A big part of that venture consists of sitting for hours over a couple of days of meetings as we forge the coming year of Web and print content into a semblance of order and value. Our first responsibi­lity is to make sure you get something interestin­g, authentic, informativ­e and inspiratio­nal in the mail and online every month.

But then we get to fish — as part of our jobs, of course — and the very species we featured this month will be in our sights for a couple of days.

Who knows if we’ll find them or not. Since we’ll be fishing off the Pacific side of Costa Rica, I know one thing with certainty: We’ll find plenty of plastic trash in the ocean, riding north on the current, a continent’s worth of refuse en route to the Great Pacific Garbage Patch (Google it!).

There’s no need to repeat all the

background stats. Plastic pollution in the oceans is documented, and public awareness is high through varied outlets, from surfer blogs to The New York Times.

Some 8 million metric tons of plastic go into the world’s oceans — about a garbage trunkful every minute — and every year, it includes 5 million plastic bags and mountains of plastic drinking straws (we use 500 million every day in the U.S.); you name it, it’s floating around out there, disintegra­ting and working its way into the food chain.

The good news is that there is action afoot to do something about it. The European Union is pushing for singleuse plastics to be phased out by its 27 member nations by 2030.

Sixteen cities and countries have already taken steps to ban single-use plastics, such as plastic bags. Some countries, municipali­ties and states are moving even faster than that.

Then there’s the industrial discards, notably, 640,000 tons of fishing nets discarded every year, damaging on two counts: First, there’s the solid waste itself, but secondly, there’s the sustained damage and killing of marine life by so-called ghost nets.

Proactive interests see opportunit­y here. For one, a company named Bureo collects discarded commercial fishing nets off the coast of Chile and recycles them to manufactur­e skateboard­s and sunglass frames. Costa del Mar started its Kick Plastic campaign a few years ago and recently augmented it with its Untangle Our Oceans line, incorporat­ing sunglass frames sourced from Bureo’s recycling program.

In Europe, Sea2see, among other companies, is doing the same thing. Similar and much grander recovery and recycling programs are up and running worldwide. It’s a start. Plastic in our daily lives (and our fishing) isn’t going away.
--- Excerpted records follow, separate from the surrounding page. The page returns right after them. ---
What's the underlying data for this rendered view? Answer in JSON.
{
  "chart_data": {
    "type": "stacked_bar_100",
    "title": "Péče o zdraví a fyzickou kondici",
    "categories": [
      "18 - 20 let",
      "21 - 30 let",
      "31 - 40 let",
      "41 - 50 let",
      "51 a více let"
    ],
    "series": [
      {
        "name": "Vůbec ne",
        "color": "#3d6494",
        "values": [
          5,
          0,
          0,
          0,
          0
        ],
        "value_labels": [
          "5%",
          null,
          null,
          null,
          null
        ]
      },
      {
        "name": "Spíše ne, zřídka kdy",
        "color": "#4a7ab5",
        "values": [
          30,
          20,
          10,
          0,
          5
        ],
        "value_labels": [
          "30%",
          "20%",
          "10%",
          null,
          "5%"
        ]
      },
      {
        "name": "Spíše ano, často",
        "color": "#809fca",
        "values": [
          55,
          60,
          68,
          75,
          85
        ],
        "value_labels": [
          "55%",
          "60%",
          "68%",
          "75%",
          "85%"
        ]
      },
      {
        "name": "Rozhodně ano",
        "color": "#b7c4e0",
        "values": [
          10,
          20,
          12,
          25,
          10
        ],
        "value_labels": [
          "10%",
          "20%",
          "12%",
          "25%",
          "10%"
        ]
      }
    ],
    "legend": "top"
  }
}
But changing our tolerance of single-use plastics, the way we choose to discard or recycle them, has become a global necessity. At the current rate of pollution, by 2050 there will be more plastic than fish in the world’s oceans.

Changing attitudes isn’t all that hard. Nobody smokes on planes anymore. It’s common sense.
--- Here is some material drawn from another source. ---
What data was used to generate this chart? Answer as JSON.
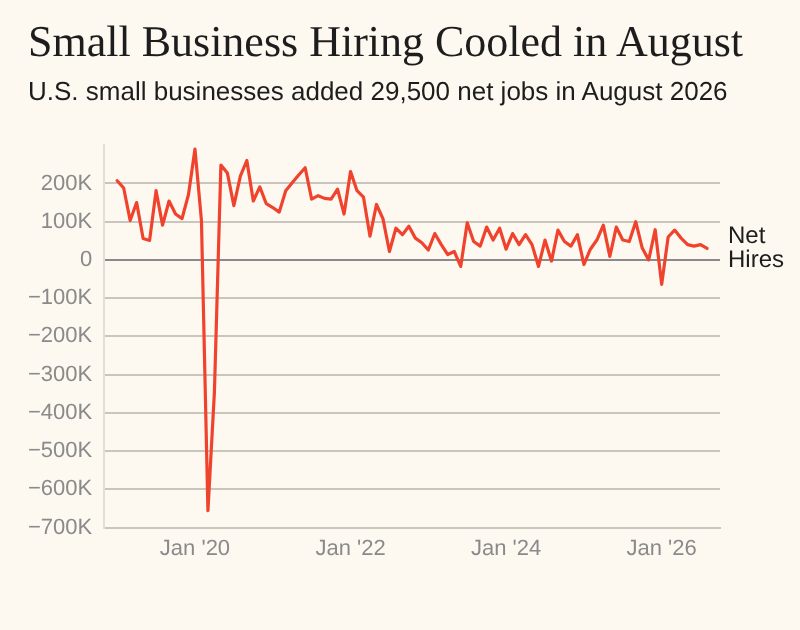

I knew an artist who worked in synthetics and claimed plastics were organic. Her reasoning: They’re manufactur­ed from oil, and oil comes from ancient swamp plants and dinosaurs, organic materials. It’s an odd way of thinking, and it rather falls apart when a sea turtle shows up with a straw stuck in its nose.

In the same manner, will consuming foods loaded with preservati­ves make us live longer? Maybe all those microplast­ics fish are ingesting just make them more durable. Funny thing about humans: We’re able to justify almost anything.

Even going fishing and calling it work.